Students who major in political science must complete 39 hours in political science courses (and a maximum 42 hours of political science courses may count towards graduation). The undergraduate curriculum in the Political Science major consists of four basic parts: (1) broad introductory courses across the discipline’s subfields, (2) upper-level courses within the student’s choosen track, (3) a related set of courses in a non-Political Science discipline, and (4) a “capstone” experience in Political Science,

1. Introductory Courses. Prospective majors typically enter the program by taking the introductory American Government course (POLS102). After that, in order to assure a general familiarity with the breadth of the discipline, majors are required to take one course in each of its major subfields. In addition to American government and politics (satisfied by POLS102), students take intermediate (200-level) courses in the following sub-fields: Public Policy and Public Administration (POLS230/240), Comparative Politics (POLS250), International Relations (POLS260), and Political Theory (POLS270/271). All majors are also required to take a course in Empirical Research Methods (POLS300), and they are encouraged to do so in their sophomore year. Finally, prospective majors are also encouraged, although not required, to enroll in POLS199 “Orientation to Political Science”.

2. Specialized Tracks.
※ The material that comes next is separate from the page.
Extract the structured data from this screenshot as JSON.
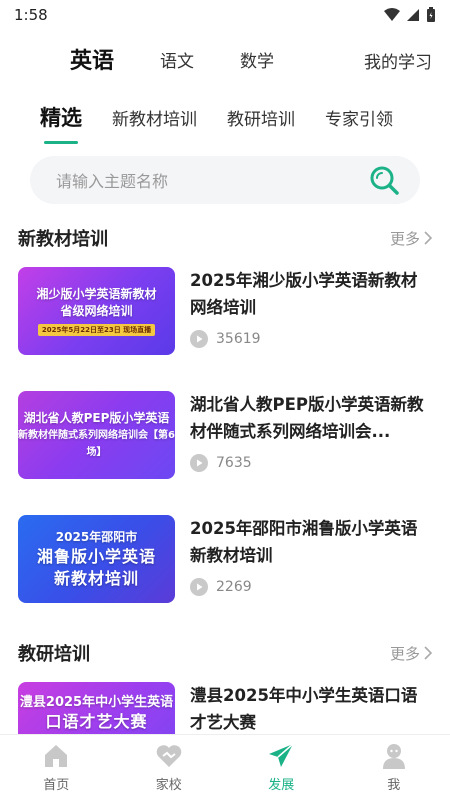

Having achieved a broad background across the discipline’s sub-fields, Political Science majors then elect to specialize within a particular track or “area of emphasis”. Drawing upon advanced 300 and 400 level courses, majors are able to gain more in-depth training in an area that will equip them for their future career and/or advanced education in graduate or law school. These specialized tracks fall into three general areas; click on the following links for details about each area of emphasis.

It is also possible for students with broad interests to pursue the General Political Science track in which they can elect to take advanced courses from different sub-fields to meet their interests. Click on this link for specific course requirements and electives for the General Political Science area of emphasis.

3. Elective non-Political Science Courses and/or Formal Minor. Political science majors are required to take six hours in introductory economics (ECON201 Microeconomics and ECON202 Macroeconomics). They also may benefit from pursuing a minor in a related field with at least twelve hours at the 200-level or above in a related discipline. Typical minors include such fields as economics, history, psychology, philosophy, geography, sociology, journalism, English, statistics, communications, or computer science.

4. Capstone Experience. As with all majors at WVU, Political Science students are required to complete a “capstone” course. The capstone experience is intended to have the student pursue the study of political science in a non-classroom setting and in a way that draws upon prior course work in manner that integrates prior work on politics and policy. Capstone experiences may include such activities as internships, designated classroom simulations, service learning, Model United Nations, and study abroad in Political Science or International Studies.